Grüne fordern umfassende Reform
Wie genau sich die Ausbildung in der Praxis auswirkt, ist kaum abzusehen. Die Grünen im Abgeordnetenhaus plädieren jedenfalls für spürbare Änderungen: „In Aachen konnten die überflüssigen Notarzteinsätze um 30 Prozent reduziert werden“, sagte Gesundheitsexperte Heiko Thomas. „Die Zeit der Ärzte kann sinnvoller eingesetzt werden.“
Ab Herbst starten die Lehrgänge für die neuen Auszubildenden. Die schon aktiven Rettungsassistenten können sich zum Notfallsanitäter umschulen lassen.

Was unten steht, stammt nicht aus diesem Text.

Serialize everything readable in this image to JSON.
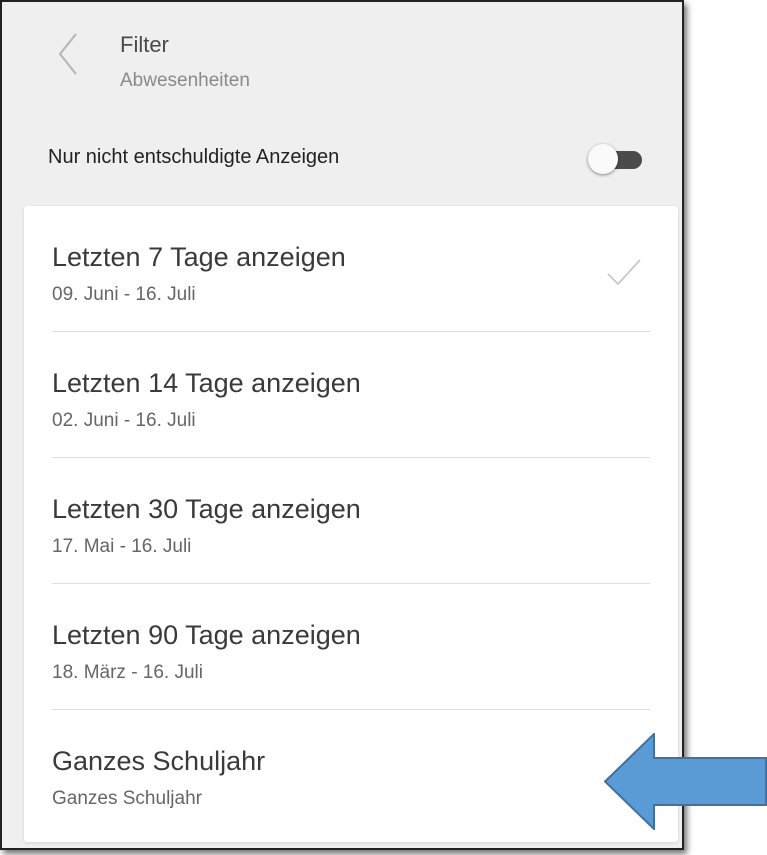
{
  "header": {
    "title": "Filter",
    "subtitle": "Abwesenheiten",
    "back_icon": "chevron-left-icon"
  },
  "toggle": {
    "label": "Nur nicht entschuldigte Anzeigen",
    "state": "off"
  },
  "options": [
    {
      "label": "Letzten 7 Tage anzeigen",
      "range": "09. Juni - 16. Juli",
      "selected": true
    },
    {
      "label": "Letzten 14 Tage anzeigen",
      "range": "02. Juni - 16. Juli",
      "selected": false
    },
    {
      "label": "Letzten 30 Tage anzeigen",
      "range": "17. Mai - 16. Juli",
      "selected": false
    },
    {
      "label": "Letzten 90 Tage anzeigen",
      "range": "18. März - 16. Juli",
      "selected": false
    },
    {
      "label": "Ganzes Schuljahr",
      "range": "Ganzes Schuljahr",
      "selected": false
    }
  ],
  "colors": {
    "background": "#efefef",
    "card": "#ffffff",
    "arrow_fill": "#5b9bd5",
    "arrow_stroke": "#41719c"
  }
}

Rund 3000 Rettungsassistenten gibt es in Berlin. Die meisten arbeiten bei der Feuerwehr, andere etwa beim Deutschen Roten Kreuz.
Mehr Kompetenz könnte zu mehr Lohn führen
Die neue Zusatzkompetenz für die Notfallsanitäter führt nicht nur unter Ärzten zu Debatten. In Gewerkschaften und Pflegeverbänden wird diskutiert, ob die neue Qualifikation nicht mit mehr Lohn einhergehen müsste. Vollzeit-Rettungsassistenten bekommen je nach Arbeitgeber und Alter zwischen 1800 und 2900 Euro brutto im Monat.
Obwohl in der Branche kaum jemand gegen bessere Löhne argumentiert, dürfte eine Debatte um die Gehälter den langjährigen Streit um die Einsatzgebühren neu anfachen: Die Krankenkassen halten dem Senat vor, er rechne für Rettungsfahrten zu viel ab. Derzeit kostet eine Fahrt rund 215 Euro, wenn der Patient nicht in ein Krankenhaus gebracht werden muss. Wird er in eine Klinik transportiert, bekommt die Feuerwehr mindestens 319 Euro von den Krankenkassen. Die Kassen zahlen die Gebühren nur „unter Vorbehalt“.